An important trilateral relationship exists between the US, Asia and Australia, with East Asia exports primarily going to the North American market and Australia's exports to East Asia dependent on East Asia's continued access to North America, in particular to the predominant US market. Any proposal from the US seeking to strengthen and enhance that trilateral relationship

should be welcomed by all the economies of the region.

Because that proposal has come from the world's largest economy it represents the future direction of international trade. It also means an opportunity for free and equal access to a market of 350 million people. Therefore there is every reason to work with the US towards the implementation of this initiative where

the economies of the Asia-Pacific region are concerned.


Anand Panyarachun, as the interim Prime Minister of Thailand, commented two weeks ago that Asians have no problem seeing

Australia as part of Asia. He went on to say Australia's place in Asia is a question which is more debateable in Australia than it is throughout the region and that once we had sorted out our identity crisis, Asia would readily accept us.


I do not think there is any real question for most Australians about our place in Asia. Where a debate exists it exists only amongst a minority who have failed to keep up not only with

recent current affairs but with developments over the last 20 to 30 years that has seen a shift in the destination of our exports, new sources of imports emerge, and changes in migration and tourism trends from Europe to Asia. We are undoubtedly a part of Asia and Asia is the region where our interests lie and will continue to lie.

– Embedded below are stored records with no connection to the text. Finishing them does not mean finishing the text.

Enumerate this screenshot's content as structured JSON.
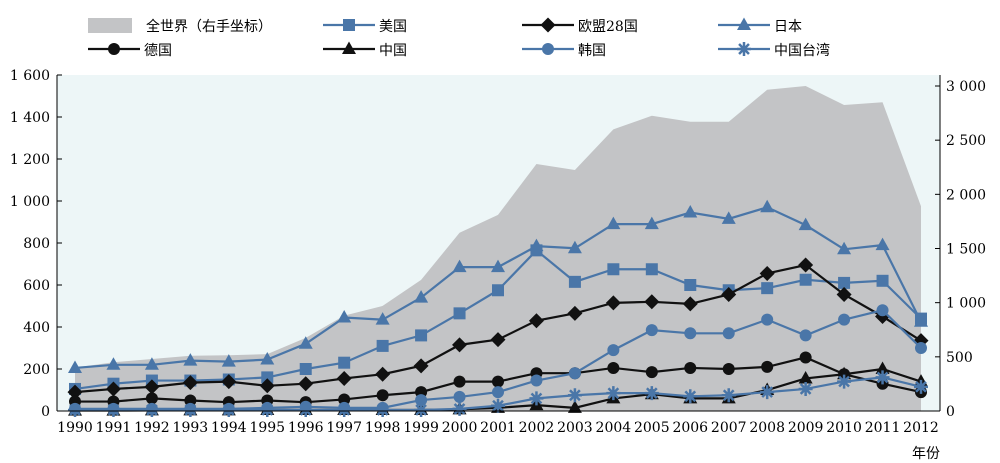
{
  "chart_data": {
    "type": "line",
    "title": "",
    "xlabel": "年份",
    "ylabel": "",
    "x": [
      1990,
      1991,
      1992,
      1993,
      1994,
      1995,
      1996,
      1997,
      1998,
      1999,
      2000,
      2001,
      2002,
      2003,
      2004,
      2005,
      2006,
      2007,
      2008,
      2009,
      2010,
      2011,
      2012
    ],
    "ylim": [
      0,
      1600
    ],
    "y2lim": [
      0,
      3000
    ],
    "y_ticks": [
      "0",
      "200",
      "400",
      "600",
      "800",
      "1 000",
      "1 200",
      "1 400",
      "1 600"
    ],
    "y2_ticks": [
      "0",
      "500",
      "1 000",
      "1 500",
      "2 000",
      "2 500",
      "3 000"
    ],
    "y_tick_values": [
      0,
      200,
      400,
      600,
      800,
      1000,
      1200,
      1400,
      1600
    ],
    "y2_tick_values": [
      0,
      500,
      1000,
      1500,
      2000,
      2500,
      3000
    ],
    "legend_position": "top",
    "area": {
      "name": "全世界（右手坐标）",
      "axis": "right",
      "color": "#c3c4c6",
      "values": [
        400,
        450,
        480,
        510,
        515,
        525,
        675,
        880,
        970,
        1210,
        1645,
        1810,
        2280,
        2225,
        2600,
        2725,
        2670,
        2670,
        2965,
        3000,
        2825,
        2850,
        1890
      ]
    },
    "series": [
      {
        "name": "美国",
        "marker": "square",
        "color": "#4a76a8",
        "values": [
          105,
          130,
          145,
          145,
          150,
          160,
          200,
          230,
          310,
          360,
          465,
          575,
          765,
          615,
          675,
          675,
          600,
          575,
          585,
          625,
          610,
          620,
          440
        ]
      },
      {
        "name": "欧盟28国",
        "marker": "diamond",
        "color": "#111111",
        "values": [
          90,
          105,
          115,
          135,
          140,
          120,
          130,
          155,
          175,
          215,
          315,
          340,
          430,
          465,
          515,
          520,
          510,
          555,
          655,
          695,
          555,
          450,
          335
        ]
      },
      {
        "name": "日本",
        "marker": "triangle",
        "color": "#4a76a8",
        "values": [
          205,
          220,
          220,
          240,
          235,
          245,
          320,
          445,
          435,
          540,
          685,
          685,
          785,
          775,
          890,
          890,
          945,
          915,
          970,
          885,
          770,
          790,
          425
        ]
      },
      {
        "name": "德国",
        "marker": "circle",
        "color": "#111111",
        "values": [
          45,
          45,
          60,
          50,
          42,
          50,
          42,
          55,
          75,
          90,
          140,
          140,
          180,
          180,
          205,
          185,
          205,
          200,
          210,
          255,
          175,
          130,
          90
        ]
      },
      {
        "name": "中国",
        "marker": "triangle",
        "color": "#111111",
        "values": [
          2,
          2,
          3,
          3,
          3,
          5,
          5,
          5,
          5,
          5,
          8,
          15,
          28,
          15,
          60,
          80,
          60,
          60,
          100,
          155,
          175,
          200,
          140
        ]
      },
      {
        "name": "韩国",
        "marker": "circle",
        "color": "#4a76a8",
        "values": [
          10,
          10,
          10,
          10,
          10,
          15,
          20,
          15,
          15,
          52,
          67,
          90,
          145,
          180,
          290,
          385,
          370,
          370,
          435,
          360,
          435,
          480,
          300
        ]
      },
      {
        "name": "中国台湾",
        "marker": "star",
        "color": "#4a76a8",
        "values": [
          5,
          5,
          5,
          5,
          5,
          5,
          5,
          5,
          5,
          5,
          10,
          25,
          60,
          75,
          85,
          85,
          70,
          75,
          90,
          105,
          140,
          160,
          115
        ]
      }
    ]
  }
}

Because we have indicated an interest in establishing better access to the US market, or a free trade agreement with the US, or accession to NAFTA does not make Australia any less interested in Asia. Indeed, who would suggest South Korea or Thailand are uninterested in Asia because they have signalled such interests

in their relations with the US? A region as diverse as the Asia- Pacific and as dependent on inter-regional trade as it is cannot afford to be singularly obsessed with itself as some would suggest it should be.

Australia's commitment to Asia remains uncontestable. It's right to seek trade opportunities wherever they exist - even outside the region - should also be uncontestable, as it is for every other country of the region.